Bu süre boyunca insan istilalarının sıklığının son 50 yılda istilaların azaldığı oranda (Caballero’nun makalesine göre, yılda ortalama eksi %1,15) azalmaya devam ettiği varsayılırsa, bundan 259 yıl sonra potansiyel olarak bir yıldızlararası veya Tip 1 uygarlık haline geldiğimizde, insan ırkının başka bir gezegeni işgal etme olasılığı %0,0014 olacak.
Bu ihtimal kulağa çok düşük gibi gelebilir ve bu sayıyı Samanyolu’ndaki milyonlarca potansiyel olarak yaşanabilir gezegen ile çarpmaya başlayana kadar da küçük kalır. Caballero, son hesaplaması için Mathematical SETI dergisinde yayınlanan ve araştırmacıların 15.785 kadar uzaylı uygarlığının galaksiyi teorik olarak insanlarla paylaşabileceğini tahmin ettiği 2012 tarihli bir makaleyi kullandı.
Caballero, Tip 1 uygarlıklardan birinden daha azının (tam olarak 0.22) temas kuran insanlara düşman olacağı sonucuna vardı. Caballero Vice News’e, modern insanlar gibi henüz yıldızlararası seyahat yeteneğine sahip olmayan medeniyetler hesaba katıldığında, kötü niyetli komşuların sayısını 4,42 olarak tespit ediyor.
Dört düşman uzaylı ırk, endişelenecek bir şey gibi görünmüyor. Ayrıca, Caballero, insanların bu kötü niyetli uygarlıklardan biriyle temasa geçme ve daha sonra onlar tarafından istila edilme olasılığının yok denecek kadar az olduğunu ekliyor.
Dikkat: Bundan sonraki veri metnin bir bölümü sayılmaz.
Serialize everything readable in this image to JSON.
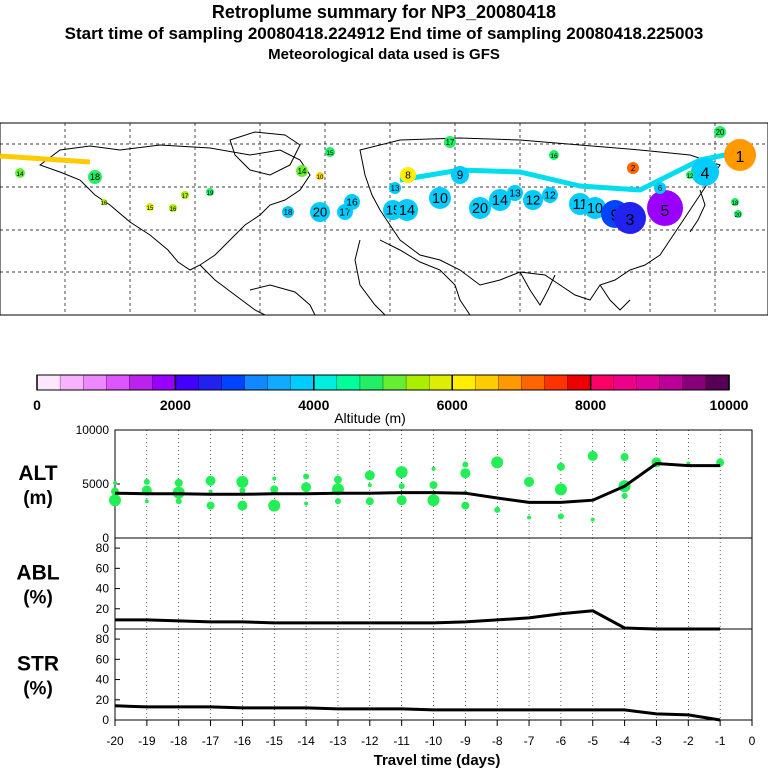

Caballero’nun makalesinde, dinozorları ölüme mahkûm eden asteroitler gibi gezegenleri öldüren asteroitlerin 100 milyon yılda bir gerçekleşen olaylar olduğunu ekleyerek “gezegenini ilettiğimiz bir uygarlığın dünya dışı istilası olasılığı… gezegeni öldüren bir asteroit çarpışması olasılığından yaklaşık iki kat daha düşük” yazıyor.
Caballero’nun çalışması ilginç bir düşünce deneyi sunsa da yazar, modelinin sınırlamaları olduğunu kabul ediyor. İstila olasılığı, insanlık tarihinin çok dar bir dilimine dayanıyor ve türümüzün gelecekteki gelişimi hakkında birçok varsayımda bulunuyor. Ayrıca Caballero, Vice ile görüşmesinde modelin aynı zamanda uzaylı zekasının insanlardakine benzer beyin kompozisyonlarına, değerlere ve empati duygularına sahip olacağını varsaydığını ancak durumun böyle olmayabileceğini de belirtiyor.